Curious how you assemble your cutting board mold so it doesn't leak but is easy to get the casted blanks out.

I'm pretty sure that I screwed up my first casting. Either I got an insufficient amount of the catalyst in the resin or I didn't mix it well enough. I'll find out tonight when I get home, but the small amount of resin left in the mixing container wasn't setting up very well.


----------



## ironman123 (Mar 25, 2014)

Ken, there are plans and directions on turntex (mesquiteman) site for the molds from cutting boards. I made one for slab of 5 blanks and one for single blank. Taking screws out can be time consuming unless you just take one side off. My first cast is on my desk. It is pliable. Bend it in a horseshoe shape and 2 hours later it is straight again.

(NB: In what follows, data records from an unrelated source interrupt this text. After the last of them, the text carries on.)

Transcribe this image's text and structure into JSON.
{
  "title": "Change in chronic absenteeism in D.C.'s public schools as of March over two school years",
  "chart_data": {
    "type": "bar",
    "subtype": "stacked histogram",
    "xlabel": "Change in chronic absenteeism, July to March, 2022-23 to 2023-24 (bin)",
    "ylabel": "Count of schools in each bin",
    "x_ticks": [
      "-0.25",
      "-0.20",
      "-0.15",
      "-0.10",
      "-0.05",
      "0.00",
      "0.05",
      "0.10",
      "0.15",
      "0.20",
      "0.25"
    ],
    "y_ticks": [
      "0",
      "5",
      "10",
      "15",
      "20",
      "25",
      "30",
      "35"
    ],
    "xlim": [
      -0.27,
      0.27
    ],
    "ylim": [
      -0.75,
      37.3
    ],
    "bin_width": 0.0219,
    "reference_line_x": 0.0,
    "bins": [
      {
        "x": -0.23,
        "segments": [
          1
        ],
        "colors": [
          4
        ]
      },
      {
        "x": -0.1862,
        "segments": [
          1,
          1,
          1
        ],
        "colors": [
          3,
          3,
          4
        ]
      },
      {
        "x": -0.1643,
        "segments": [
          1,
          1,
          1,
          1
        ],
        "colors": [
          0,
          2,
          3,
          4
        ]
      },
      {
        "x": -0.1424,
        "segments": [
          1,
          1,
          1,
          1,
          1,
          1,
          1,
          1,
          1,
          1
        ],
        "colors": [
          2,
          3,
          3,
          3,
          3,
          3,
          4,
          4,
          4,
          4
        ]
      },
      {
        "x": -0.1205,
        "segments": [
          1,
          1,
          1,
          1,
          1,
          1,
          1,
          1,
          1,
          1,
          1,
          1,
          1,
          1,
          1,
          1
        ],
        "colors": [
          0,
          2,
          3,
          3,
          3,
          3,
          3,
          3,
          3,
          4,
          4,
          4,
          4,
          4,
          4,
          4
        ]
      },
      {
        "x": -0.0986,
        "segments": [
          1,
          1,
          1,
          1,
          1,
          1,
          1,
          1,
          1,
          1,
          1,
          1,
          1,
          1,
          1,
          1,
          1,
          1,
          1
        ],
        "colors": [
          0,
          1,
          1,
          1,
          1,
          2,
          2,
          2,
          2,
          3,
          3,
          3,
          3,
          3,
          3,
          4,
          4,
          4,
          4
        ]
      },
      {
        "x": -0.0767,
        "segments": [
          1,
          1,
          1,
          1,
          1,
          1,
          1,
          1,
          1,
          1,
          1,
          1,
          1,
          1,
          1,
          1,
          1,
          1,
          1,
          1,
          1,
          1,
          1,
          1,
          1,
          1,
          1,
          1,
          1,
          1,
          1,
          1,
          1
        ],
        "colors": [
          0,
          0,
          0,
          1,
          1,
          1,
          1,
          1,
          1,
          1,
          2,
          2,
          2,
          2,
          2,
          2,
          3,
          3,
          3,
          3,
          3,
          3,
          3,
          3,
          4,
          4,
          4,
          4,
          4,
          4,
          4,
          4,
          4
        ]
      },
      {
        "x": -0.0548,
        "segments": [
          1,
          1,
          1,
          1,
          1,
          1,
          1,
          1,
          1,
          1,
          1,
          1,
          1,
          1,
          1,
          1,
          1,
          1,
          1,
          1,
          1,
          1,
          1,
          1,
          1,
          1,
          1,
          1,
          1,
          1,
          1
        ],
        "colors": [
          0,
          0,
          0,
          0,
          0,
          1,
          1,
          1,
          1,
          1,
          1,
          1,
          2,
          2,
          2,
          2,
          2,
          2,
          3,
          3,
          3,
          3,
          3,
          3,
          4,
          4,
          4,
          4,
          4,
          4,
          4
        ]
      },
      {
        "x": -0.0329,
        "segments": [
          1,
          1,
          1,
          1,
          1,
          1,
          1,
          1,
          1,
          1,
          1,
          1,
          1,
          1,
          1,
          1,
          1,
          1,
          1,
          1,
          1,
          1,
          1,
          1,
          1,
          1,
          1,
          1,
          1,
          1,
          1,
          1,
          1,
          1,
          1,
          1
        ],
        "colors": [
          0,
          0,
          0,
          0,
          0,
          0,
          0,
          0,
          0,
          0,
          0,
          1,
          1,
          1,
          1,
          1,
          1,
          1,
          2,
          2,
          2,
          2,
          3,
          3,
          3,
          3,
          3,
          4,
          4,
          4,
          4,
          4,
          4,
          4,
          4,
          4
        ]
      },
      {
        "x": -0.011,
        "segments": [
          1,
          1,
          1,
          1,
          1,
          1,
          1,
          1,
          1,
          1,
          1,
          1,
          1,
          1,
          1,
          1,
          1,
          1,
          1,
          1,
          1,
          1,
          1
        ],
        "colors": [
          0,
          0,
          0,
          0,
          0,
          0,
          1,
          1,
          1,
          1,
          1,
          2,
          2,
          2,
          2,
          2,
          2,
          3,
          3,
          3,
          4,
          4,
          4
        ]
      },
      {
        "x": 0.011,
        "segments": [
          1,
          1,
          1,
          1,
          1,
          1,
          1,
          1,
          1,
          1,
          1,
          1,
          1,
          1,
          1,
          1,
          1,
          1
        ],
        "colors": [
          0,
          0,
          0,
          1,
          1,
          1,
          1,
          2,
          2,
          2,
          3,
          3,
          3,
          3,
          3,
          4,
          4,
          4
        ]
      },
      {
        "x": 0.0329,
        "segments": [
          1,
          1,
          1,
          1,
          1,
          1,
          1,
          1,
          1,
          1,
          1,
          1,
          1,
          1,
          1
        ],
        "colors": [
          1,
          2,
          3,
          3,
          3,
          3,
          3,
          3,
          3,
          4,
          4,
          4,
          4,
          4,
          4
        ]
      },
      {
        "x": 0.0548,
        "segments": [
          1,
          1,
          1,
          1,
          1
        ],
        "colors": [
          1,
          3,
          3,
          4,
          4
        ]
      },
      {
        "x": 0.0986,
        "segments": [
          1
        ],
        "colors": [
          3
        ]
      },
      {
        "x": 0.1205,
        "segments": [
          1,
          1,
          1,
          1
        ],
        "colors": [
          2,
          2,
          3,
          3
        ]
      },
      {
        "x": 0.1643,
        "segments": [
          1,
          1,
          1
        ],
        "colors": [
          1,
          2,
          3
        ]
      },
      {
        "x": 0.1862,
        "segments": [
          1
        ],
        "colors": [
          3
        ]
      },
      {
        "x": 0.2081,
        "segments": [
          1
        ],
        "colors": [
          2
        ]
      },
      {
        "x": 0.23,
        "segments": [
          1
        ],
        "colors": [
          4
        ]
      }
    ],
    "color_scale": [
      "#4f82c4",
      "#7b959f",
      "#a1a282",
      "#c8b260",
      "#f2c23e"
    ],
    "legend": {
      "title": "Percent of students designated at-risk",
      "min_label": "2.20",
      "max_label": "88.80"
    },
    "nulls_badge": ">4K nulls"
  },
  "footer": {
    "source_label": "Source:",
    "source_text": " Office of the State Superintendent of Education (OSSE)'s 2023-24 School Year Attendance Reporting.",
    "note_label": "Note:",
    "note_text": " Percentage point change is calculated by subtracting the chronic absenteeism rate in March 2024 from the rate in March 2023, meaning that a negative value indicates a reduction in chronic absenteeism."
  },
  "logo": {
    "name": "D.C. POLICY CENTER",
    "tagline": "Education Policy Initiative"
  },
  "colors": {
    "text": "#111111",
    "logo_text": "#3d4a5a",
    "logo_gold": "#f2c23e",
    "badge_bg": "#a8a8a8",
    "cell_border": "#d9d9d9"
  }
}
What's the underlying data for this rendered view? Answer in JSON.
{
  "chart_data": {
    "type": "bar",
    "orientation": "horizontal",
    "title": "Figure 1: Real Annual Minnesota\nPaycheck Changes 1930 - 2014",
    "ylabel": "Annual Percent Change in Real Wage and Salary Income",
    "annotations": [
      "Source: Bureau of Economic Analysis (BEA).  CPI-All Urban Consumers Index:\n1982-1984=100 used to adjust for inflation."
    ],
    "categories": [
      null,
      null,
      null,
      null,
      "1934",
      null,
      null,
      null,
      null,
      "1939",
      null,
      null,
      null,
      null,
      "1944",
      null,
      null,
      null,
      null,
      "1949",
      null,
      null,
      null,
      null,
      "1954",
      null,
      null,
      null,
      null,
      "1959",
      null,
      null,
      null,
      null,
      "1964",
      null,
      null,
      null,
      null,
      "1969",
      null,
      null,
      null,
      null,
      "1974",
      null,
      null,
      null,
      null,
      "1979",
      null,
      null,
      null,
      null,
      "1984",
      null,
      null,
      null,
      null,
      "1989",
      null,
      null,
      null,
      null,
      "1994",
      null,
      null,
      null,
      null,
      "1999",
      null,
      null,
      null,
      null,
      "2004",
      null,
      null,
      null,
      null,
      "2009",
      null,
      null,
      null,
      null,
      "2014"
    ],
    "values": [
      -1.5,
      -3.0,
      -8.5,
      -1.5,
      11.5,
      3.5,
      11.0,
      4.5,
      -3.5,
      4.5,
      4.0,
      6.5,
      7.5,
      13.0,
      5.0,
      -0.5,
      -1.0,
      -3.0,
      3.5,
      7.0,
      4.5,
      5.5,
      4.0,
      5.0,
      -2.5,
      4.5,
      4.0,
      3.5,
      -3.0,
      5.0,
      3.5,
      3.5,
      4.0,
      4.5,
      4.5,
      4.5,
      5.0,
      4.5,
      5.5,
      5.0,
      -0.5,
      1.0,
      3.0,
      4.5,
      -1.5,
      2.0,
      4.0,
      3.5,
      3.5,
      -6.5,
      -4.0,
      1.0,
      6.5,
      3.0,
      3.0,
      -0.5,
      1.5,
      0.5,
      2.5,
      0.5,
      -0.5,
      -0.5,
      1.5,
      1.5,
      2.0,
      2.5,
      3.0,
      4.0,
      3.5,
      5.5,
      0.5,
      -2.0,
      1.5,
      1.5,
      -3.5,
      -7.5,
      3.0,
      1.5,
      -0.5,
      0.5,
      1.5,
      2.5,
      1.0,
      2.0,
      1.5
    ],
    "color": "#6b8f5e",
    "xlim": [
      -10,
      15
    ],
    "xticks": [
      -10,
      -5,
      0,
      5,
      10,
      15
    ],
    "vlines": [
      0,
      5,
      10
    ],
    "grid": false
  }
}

I did it about Thanksgiving last year.

Ray

Reactions: Thank You! 1


----------



## kweinert (Mar 25, 2014)

Thanks. 

Do you cast to fill in on cutoffs? I had an issue with my wood floating as well so thoughts on that are appreciated.

I'll get it right eventually, especially with help from you folks.


----------



## ironman123 (Mar 25, 2014)

Anchor it down. Someone should have a better way but I put little wooden wedges in the ends of the mold to hold the blank in and off the bottom of the mold.

Ray

Reactions: Thank You! 1


----------



## kweinert (Mar 26, 2014)

Well, I had some kind of odd results. First off, as I knew was going to happen, the wood floated to the top. Other than that it's sort of odd - the bottom and most of the sides is hard as a rock. The top remains a bit tacky. It's getting better, I'm not leaving finger prints in it any more. But the oddest is that a couple of them have weep holes where the resin (or something sticky) is slowly forming drops out the side.

I'll do a couple of things for the next time: ensure I do a complete job of mixing the resin and the catalyst; build a better mold; determine how to anchor the wood down into the mold.


----------



## Reiddog1 (Mar 28, 2014)

For floating wood, I use a dot of hot glue to glue them to the mold. Sounds crazy, but it works like a charm. Hope this helps.

Dave

Reactions: Thank You! 1


----------



## Reiddog1 (Mar 28, 2014)

Ken, use masking tape to seal up your joints on the outside of your mold. After a couple of casts, the leftover resin will seal the seams. I use drywall screws to assemble the molds. They look just like turn Ted molds.

Dave


----------